JANUARY 2020 STATISTICS CANADA LABOUR FORCE SURVEY REPORT MONTHLY SUMMARY
34,500 JOBS ADDED IN JANUARY
5.5% UNEMPLOYMENT RATE*
215,500 12-MONTH EMPLOYMENT GAINS**
UNEMPLOYMENT RATE OVER THE PAST 12 MONTHS*
*Source: Statistics Canada
**Source: Statistics Canada, Seasonally Adjusted, February 2019 – January 2020
REMOTE WORKER TRENDS
43% of workers said their company provides the option to work remotely.
54% of senior managers said they have expanded off-site work opportunities in the past 3 years.
64% of workers with the option to work remotely make use of the perk.
Of those who choose not to, 47% say it’s because they don’t have adequate technology.
Source: Robert Half survey of more than 600 senior managers and 500 workers in Canada.
© 2020 Robert Half.
Statistics Canada just released the January 2020 Labour Force Survey, reporting an increase in employment of 34,500 for the month, with the unemployment rate falling 0.1 per cent to 5.5 per cent.
Highlights in January
- Employment increased by 34,500 (+0.2 per cent) in January, all in full-time work.
- The additional employment in January contributed to gains totalling 268,000 (+1.4 per cent) since January 2019.
- Over the same period, total hours worked increased 0.5 per cent.
- Employment in Quebec increased by 19,000 in January, with notable gains in full-time work. At the same time, the unemployment rate held steady at 5.1 per cent. Compared with 12 months earlier, the number of people employed in the province grew by 60,000 (+1.4 per cent).
- In Manitoba, employment rose by 6,500, mostly in part-time work. This was the largest overall employment increase since April 2008. The unemployment rate in January was virtually unchanged at 5.1 per cent.
- For the second time in three months, employment declined in Alberta, down 19,000 in January. This decrease was concentrated in part-time work. The unemployment rate was 7.3 per cent.
- The rate declined in British Columbia (down 0.3 percentage points to 4.5 per cent) as there were fewer people searching for work. Severe weather conditions affected several regions of the country, including British Columbia and Alberta. During the survey's reference week for January 2020 (January 12 to 18), 390,000 employees in Canada lost work hours due to the weather, with the majority (61.1 per cent) in British Columbia.
What employers need to know
In this challenging market, many employers are considering hiring promising candidates who may not meet all the requirements of the position. In fact, a Robert Half survey found that 86 per cent of employers are open to hiring professionals who lack the required skills for a role.
Training new hires is often a better plan than waiting for a candidate who matches your exact hiring criteria. You’ll want to consider the following questions as you decide how to adjust your hiring requirements:
- What qualifications are absolutely essential for the job? This list should be fairly short. And don’t focus only on technical skills. Keep interpersonal abilities in mind, too, as they can impact your candidate’s ability to thrive in your workplace culture.
- What skills can a candidate learn on the job or with training?

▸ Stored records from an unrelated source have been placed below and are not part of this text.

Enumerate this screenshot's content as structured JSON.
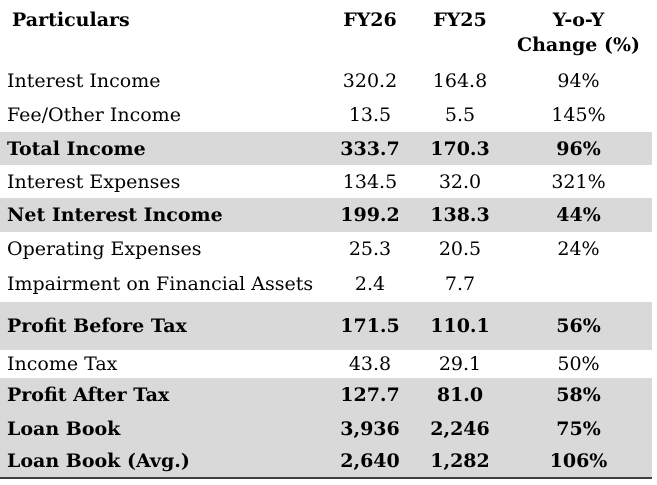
{
  "table": {
    "columns": {
      "particulars": {
        "label": "Particulars"
      },
      "fy26": {
        "label": "FY26"
      },
      "fy25": {
        "label": "FY25"
      },
      "yoy": {
        "label_line1": "Y-o-Y",
        "label_line2": "Change (%)"
      }
    },
    "rows": [
      {
        "particulars": "Interest Income",
        "fy26": "320.2",
        "fy25": "164.8",
        "yoy": "94%",
        "highlight": false
      },
      {
        "particulars": "Fee/Other Income",
        "fy26": "13.5",
        "fy25": "5.5",
        "yoy": "145%",
        "highlight": false
      },
      {
        "particulars": "Total Income",
        "fy26": "333.7",
        "fy25": "170.3",
        "yoy": "96%",
        "highlight": true
      },
      {
        "particulars": "Interest Expenses",
        "fy26": "134.5",
        "fy25": "32.0",
        "yoy": "321%",
        "highlight": false
      },
      {
        "particulars": "Net Interest Income",
        "fy26": "199.2",
        "fy25": "138.3",
        "yoy": "44%",
        "highlight": true
      },
      {
        "particulars": "Operating Expenses",
        "fy26": "25.3",
        "fy25": "20.5",
        "yoy": "24%",
        "highlight": false
      },
      {
        "particulars": "Impairment on Financial Assets",
        "fy26": "2.4",
        "fy25": "7.7",
        "yoy": "",
        "highlight": false
      },
      {
        "particulars": "Profit Before Tax",
        "fy26": "171.5",
        "fy25": "110.1",
        "yoy": "56%",
        "highlight": true
      },
      {
        "particulars": "Income Tax",
        "fy26": "43.8",
        "fy25": "29.1",
        "yoy": "50%",
        "highlight": false
      },
      {
        "particulars": "Profit After Tax",
        "fy26": "127.7",
        "fy25": "81.0",
        "yoy": "58%",
        "highlight": true
      },
      {
        "particulars": "Loan Book",
        "fy26": "3,936",
        "fy25": "2,246",
        "yoy": "75%",
        "highlight": true
      },
      {
        "particulars": "Loan Book (Avg.)",
        "fy26": "2,640",
        "fy25": "1,282",
        "yoy": "106%",
        "highlight": true
      }
    ]
  },
  "colors": {
    "highlight_row_background": "#d9d9d9",
    "text": "#000000",
    "bottom_border": "#3f3f3f",
    "page_background": "#ffffff"
  }
}
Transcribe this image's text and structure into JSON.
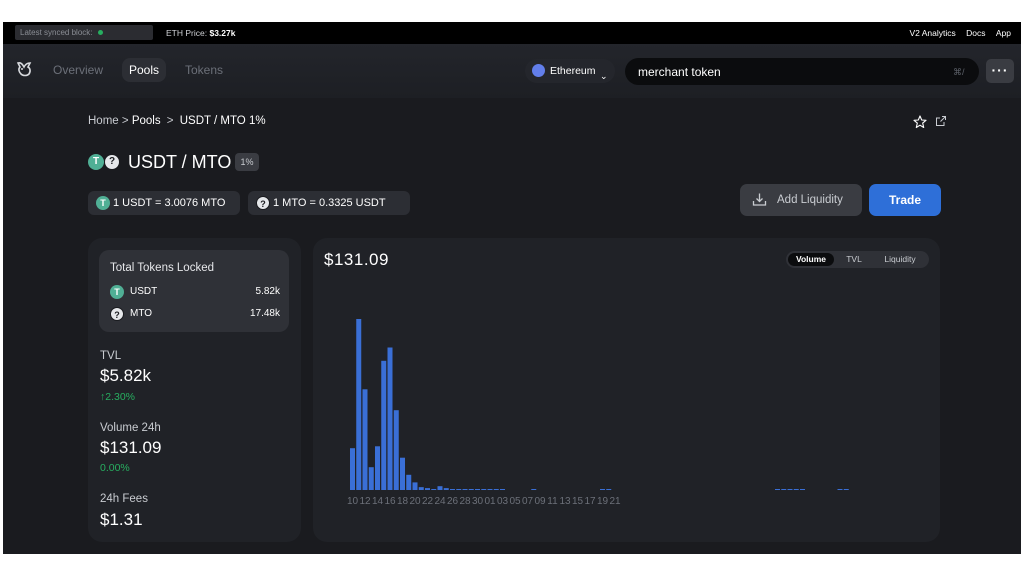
{
  "topbar": {
    "sync_label": "Latest synced block:",
    "eth_price_label": "ETH Price:",
    "eth_price_value": "$3.27k",
    "links": [
      "V2 Analytics",
      "Docs",
      "App"
    ]
  },
  "nav": {
    "tabs": [
      "Overview",
      "Pools",
      "Tokens"
    ],
    "active_tab": "Pools",
    "network": "Ethereum",
    "search_value": "merchant token",
    "search_shortcut": "⌘/"
  },
  "breadcrumb": {
    "home": "Home",
    "pools": "Pools",
    "current": "USDT / MTO 1%",
    "sep": ">"
  },
  "pool": {
    "name": "USDT / MTO",
    "fee_badge": "1%",
    "token0_glyph": "T",
    "token1_glyph": "?",
    "rate0": "1 USDT = 3.0076 MTO",
    "rate1": "1 MTO = 0.3325 USDT"
  },
  "actions": {
    "add_liquidity": "Add Liquidity",
    "trade": "Trade"
  },
  "tokens_locked": {
    "title": "Total Tokens Locked",
    "rows": [
      {
        "symbol": "USDT",
        "amount": "5.82k"
      },
      {
        "symbol": "MTO",
        "amount": "17.48k"
      }
    ]
  },
  "metrics": {
    "tvl_label": "TVL",
    "tvl_value": "$5.82k",
    "tvl_change": "↑2.30%",
    "volume_label": "Volume 24h",
    "volume_value": "$131.09",
    "volume_change": "0.00%",
    "fees_label": "24h Fees",
    "fees_value": "$1.31"
  },
  "chart_toggle": {
    "options": [
      "Volume",
      "TVL",
      "Liquidity"
    ],
    "active": "Volume"
  },
  "colors": {
    "accent": "#2e6fd8",
    "bar": "#3a6fd6",
    "positive": "#27ae60",
    "background": "#1a1b1f"
  },
  "chart_data": {
    "type": "bar",
    "title": "$131.09",
    "xlabel": "",
    "ylabel": "",
    "ylim": [
      0,
      100
    ],
    "grid": false,
    "tick_labels": [
      "10",
      "12",
      "14",
      "16",
      "18",
      "20",
      "22",
      "24",
      "26",
      "28",
      "30",
      "01",
      "03",
      "05",
      "07",
      "09",
      "11",
      "13",
      "15",
      "17",
      "19",
      "21"
    ],
    "values": [
      22,
      90,
      53,
      12,
      23,
      68,
      75,
      42,
      17,
      8,
      4,
      1.5,
      1,
      0.5,
      2,
      1,
      0.3,
      0.3,
      0.3,
      0.2,
      0.2,
      0.5,
      0.3,
      0.2,
      0.2,
      0,
      0,
      0,
      0,
      0.2,
      0,
      0,
      0,
      0,
      0,
      0,
      0,
      0,
      0,
      0,
      0.2,
      0.3,
      0,
      0,
      0,
      0,
      0,
      0,
      0,
      0,
      0,
      0,
      0,
      0,
      0,
      0,
      0,
      0,
      0,
      0,
      0,
      0,
      0,
      0,
      0,
      0,
      0,
      0,
      0.2,
      0.2,
      0.2,
      0.2,
      0.2,
      0,
      0,
      0,
      0,
      0,
      0.1,
      0.1,
      0,
      0,
      0,
      0,
      0,
      0,
      0,
      0,
      0
    ]
  }
}
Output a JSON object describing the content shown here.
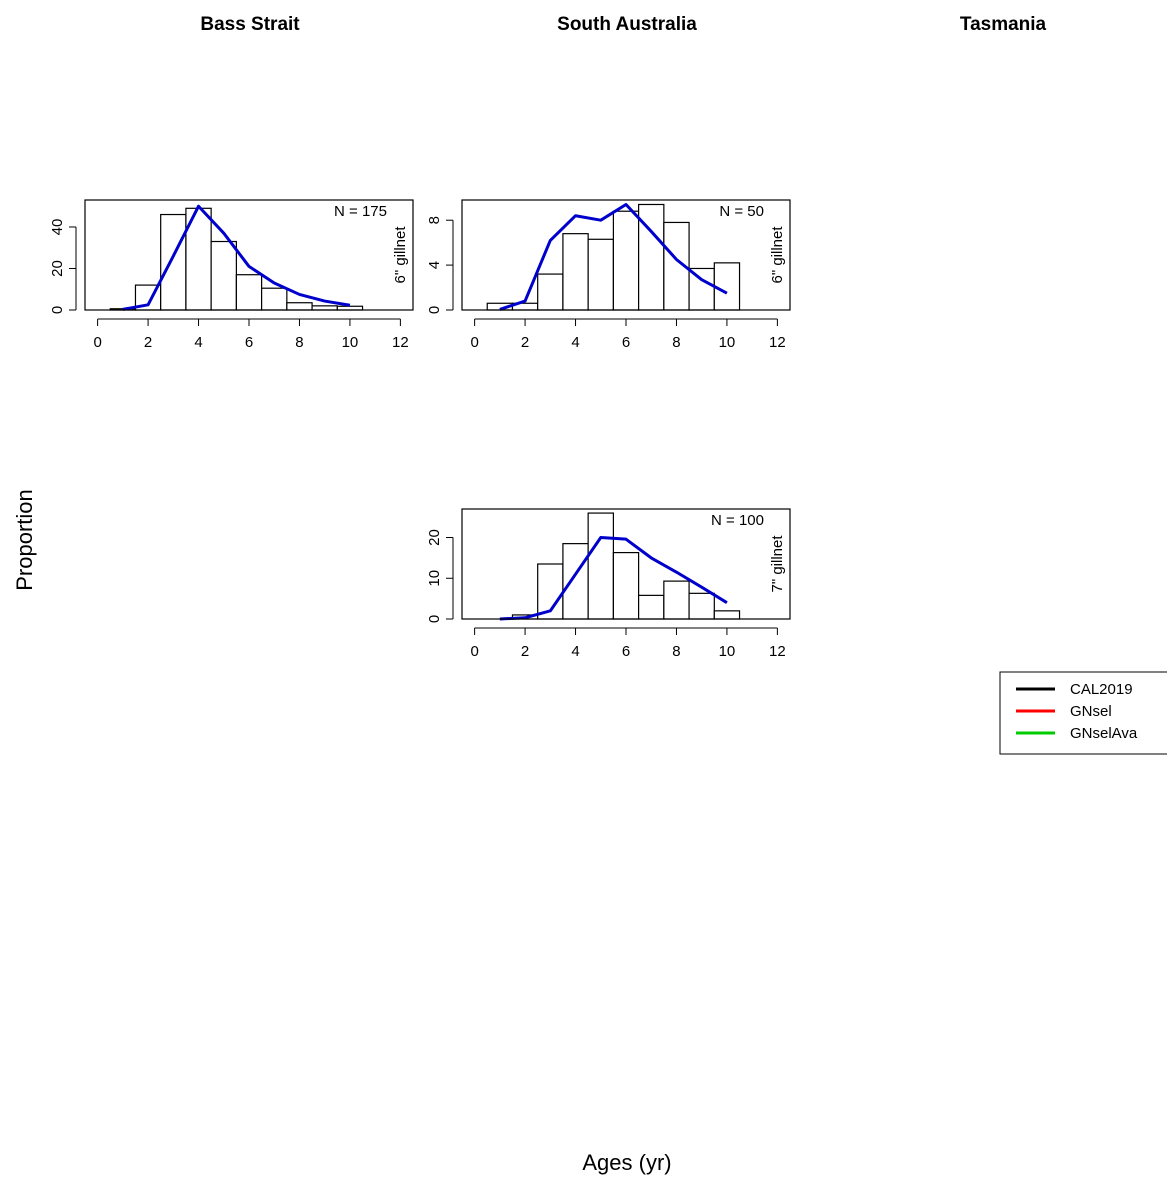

Also, importantly: How quickly can that person be trained? If the new hire could ramp up in a matter of weeks by shadowing current staff or engaging in some e-learning, that’s a big plus.
- What skills and abilities are nice-to-haves? This list might include an in-demand certification or experience with a software program that isn’t vital to the job but could add value to your organization overall. These “bonuses” could also help you decide between two similarly qualified candidates.
What job seekers need to know
At many companies, the door is open to candidates who can make the case that they’ll be a solid hire, even if they don’t have all the desired skills and experience for the job. Low unemployment and rising business demands have prompted many employers to be more flexible with their hiring criteria. In a survey by our company, more than half (58 per cent) of workers said they’d been offered a position even though they didn’t meet all the job requirements.
The requirements that employers are likely to relax won’t be core to performing the job and can be learned relatively quickly with some additional training and onboarding time. So, before going into the interview, you’ll want to review the job description again and think about what skills or knowledge gaps you might need to discuss with a hiring manager.
Also, be ready to emphasize your strengths when the hiring manager asks you a question like, “Tell me about yourself.” A well-prepared elevator pitch will allow you to explain what you can bring to the job, why you want the position, and how, in the past, you’ve taken on new challenges and added value. You might also want to highlight abilities you have that may not be required for the role but which the employer might value — for example, project management or coding skills.
Nearly half (44 per cent) of hiring managers responding to a recent Robert Half survey said they’re willing to be flexible about professional development and training reimbursement when negotiating with job candidates. So, if you’re able to make a strong case for why you’d be a great hire, there’s a good chance an employer will consider investing in making the most of your potential.